MET GCN and amplification was estimated using and LSI MET Spectrum Red/CEP7 Spectrum Green probe (Abbott Molecular, DesPlaines, IL, USA), and was counted in at least 100 tumor nuclei. Gene amplification (MET to CEP7 ratio ≥ 2; > 15 copies of the MET signals in > 10% of the tumor cells; small gene cluster [4–10 copies] or innumerable tight gene cluster in > 10% of the tumor cells) and high polysomy (≥ 40% of cells displaying ≥ 4 copies of the MET signal) were defined as FISH positivity according to University of Colorado Cancer Center (UCCC) criteria16.

Statistical analyses of human samples

All statistical analyses were performed using SPSS software (version 25; SPSS, Chicago, IL, USA). Comparisons between variables were performed using the χ2 test, Fisher’s exact test, or Student’s t-test. Cut-off values of continuous variables were determined based on the receiver operating characteristic curve at the highest positive likelihood point for disease-free survival.
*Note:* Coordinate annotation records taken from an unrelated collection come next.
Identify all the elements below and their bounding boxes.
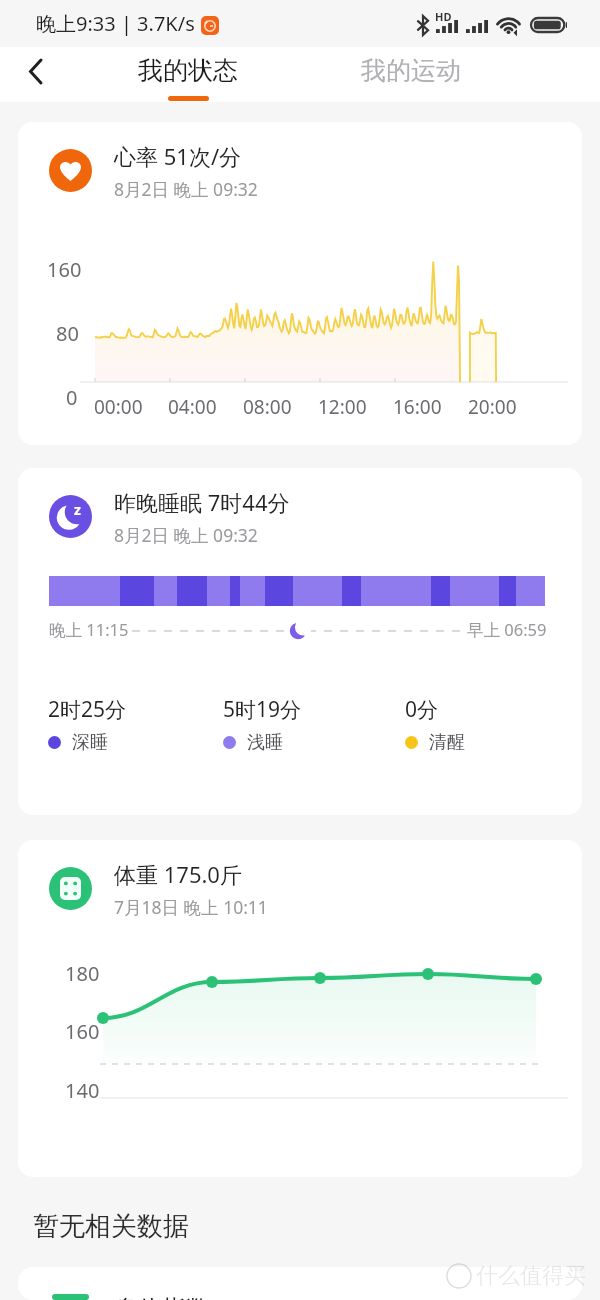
staticText: 身体指数 bbox=[114, 1294, 210, 1300]
staticText: 体重 175.0斤 bbox=[114, 859, 242, 889]
button[interactable]: 身体指数 bbox=[18, 1267, 582, 1300]
staticText: 晚上 11:15 bbox=[49, 618, 129, 641]
staticText: 我的运动 bbox=[361, 55, 461, 86]
staticText: 16:00 bbox=[393, 394, 442, 420]
button[interactable]: 我的运动 bbox=[341, 47, 481, 102]
staticText: 00:00 bbox=[94, 394, 143, 420]
staticText: 08:00 bbox=[243, 394, 292, 420]
staticText: 心率 51次/分 bbox=[114, 141, 242, 171]
staticText: 早上 06:59 bbox=[467, 618, 547, 641]
button[interactable]: z bbox=[18, 468, 582, 815]
staticText: 180 bbox=[65, 960, 100, 987]
button[interactable]: 体重 175.0斤 bbox=[18, 840, 582, 1177]
staticText: 160 bbox=[47, 256, 82, 283]
button[interactable]: 心率 51次/分 bbox=[18, 122, 582, 445]
staticText: 8月2日 晚上 09:32 bbox=[114, 177, 258, 201]
staticText: 暂无相关数据 bbox=[33, 1210, 189, 1243]
staticText: 2时25分 bbox=[48, 695, 127, 724]
button[interactable]: Back bbox=[14, 50, 56, 92]
staticText: 20:00 bbox=[468, 394, 517, 420]
staticText: 什么值得买 bbox=[476, 1262, 586, 1290]
staticText: 7月18日 晚上 10:11 bbox=[114, 895, 268, 919]
staticText: 04:00 bbox=[168, 394, 217, 420]
staticText: 浅睡 bbox=[247, 731, 283, 754]
staticText: 昨晚睡眠 7时44分 bbox=[114, 487, 290, 517]
staticText: 5时19分 bbox=[223, 695, 302, 724]
staticText: 0 bbox=[66, 384, 78, 411]
staticText: z bbox=[74, 500, 81, 519]
staticText: HD bbox=[435, 9, 452, 24]
staticText: 8月2日 晚上 09:32 bbox=[114, 523, 258, 547]
staticText: 晚上9:33 | 3.7K/s bbox=[36, 10, 195, 37]
staticText: 80 bbox=[56, 320, 79, 347]
button[interactable]: 我的状态 bbox=[118, 47, 258, 102]
staticText: 12:00 bbox=[318, 394, 367, 420]
staticText: 140 bbox=[65, 1077, 100, 1104]
staticText: 清醒 bbox=[429, 731, 465, 754]
staticText: 0分 bbox=[405, 695, 439, 724]
staticText: 深睡 bbox=[72, 731, 108, 754]
staticText: 160 bbox=[65, 1018, 100, 1045]
staticText: 我的状态 bbox=[138, 55, 238, 86]
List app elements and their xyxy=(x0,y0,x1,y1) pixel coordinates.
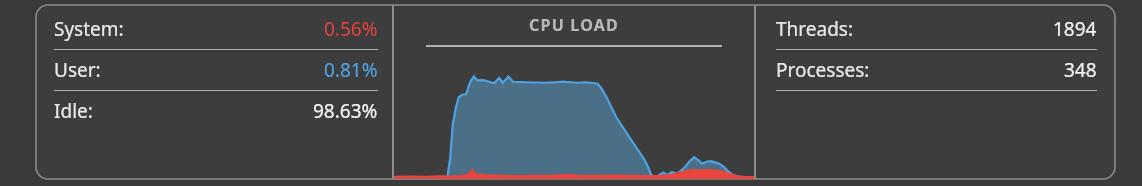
staticText: CPU LOAD xyxy=(529,14,619,36)
staticText: Processes: xyxy=(776,57,870,83)
button[interactable]: User: xyxy=(54,50,378,91)
staticText: Idle: xyxy=(54,98,93,124)
button[interactable]: System: xyxy=(54,9,378,50)
staticText: User: xyxy=(54,57,101,83)
staticText: 1894 xyxy=(1053,16,1097,42)
staticText: 0.56% xyxy=(324,16,378,42)
staticText: System: xyxy=(54,16,124,42)
button[interactable]: CPU load graph xyxy=(394,5,754,179)
button[interactable]: Idle: xyxy=(54,91,378,131)
button[interactable]: Threads: xyxy=(776,9,1097,50)
staticText: Threads: xyxy=(776,16,854,42)
staticText: 0.81% xyxy=(324,57,378,83)
staticText: 98.63% xyxy=(313,98,378,124)
button[interactable]: Processes: xyxy=(776,50,1097,91)
staticText: 348 xyxy=(1064,57,1097,83)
Survival analysis was performed using the Kaplan–Meier method with log-rank test. Two-sided p values of < 0.05 were considered statistically significant.
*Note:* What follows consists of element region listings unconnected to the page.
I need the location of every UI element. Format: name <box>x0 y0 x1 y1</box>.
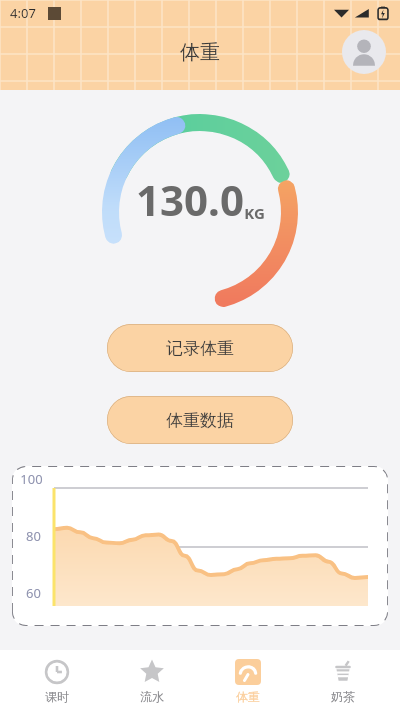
button[interactable]: 流水 <box>113 650 191 712</box>
staticText: 体重 <box>180 40 220 65</box>
staticText: 60 <box>26 584 41 602</box>
staticText: 100 <box>20 470 43 488</box>
button[interactable]: 记录体重 <box>107 324 293 372</box>
button[interactable]: 课时 <box>18 650 96 712</box>
staticText: 奶茶 <box>331 689 355 704</box>
staticText: 体重数据 <box>166 410 234 431</box>
button[interactable]: 奶茶 <box>304 650 382 712</box>
button[interactable]: 体重数据 <box>107 396 293 444</box>
button[interactable]: 100 <box>12 466 388 626</box>
staticText: 课时 <box>45 689 69 704</box>
staticText: KG <box>244 203 265 223</box>
staticText: 记录体重 <box>166 338 234 359</box>
button[interactable]: 体重 <box>209 650 287 712</box>
staticText: 4:07 <box>10 4 36 22</box>
staticText: 流水 <box>140 689 164 704</box>
button[interactable]: Profile <box>342 30 386 74</box>
staticText: 130.0 <box>136 171 244 228</box>
staticText: 80 <box>26 527 41 545</box>
staticText: 体重 <box>236 689 260 704</box>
Ethics approval and consent to participate

All authors approved and directly participated in the planning, execution and/or analysis of the data presented here. All protocols were approved by the Institutional Review Board of SNUH (H-1404-100-572) and all participants provided written informed consent. All experiments including animal were in accordance with by Institutional Animal Care and Use Committee (IACUC) of Kangwon National University (KW-200803-1).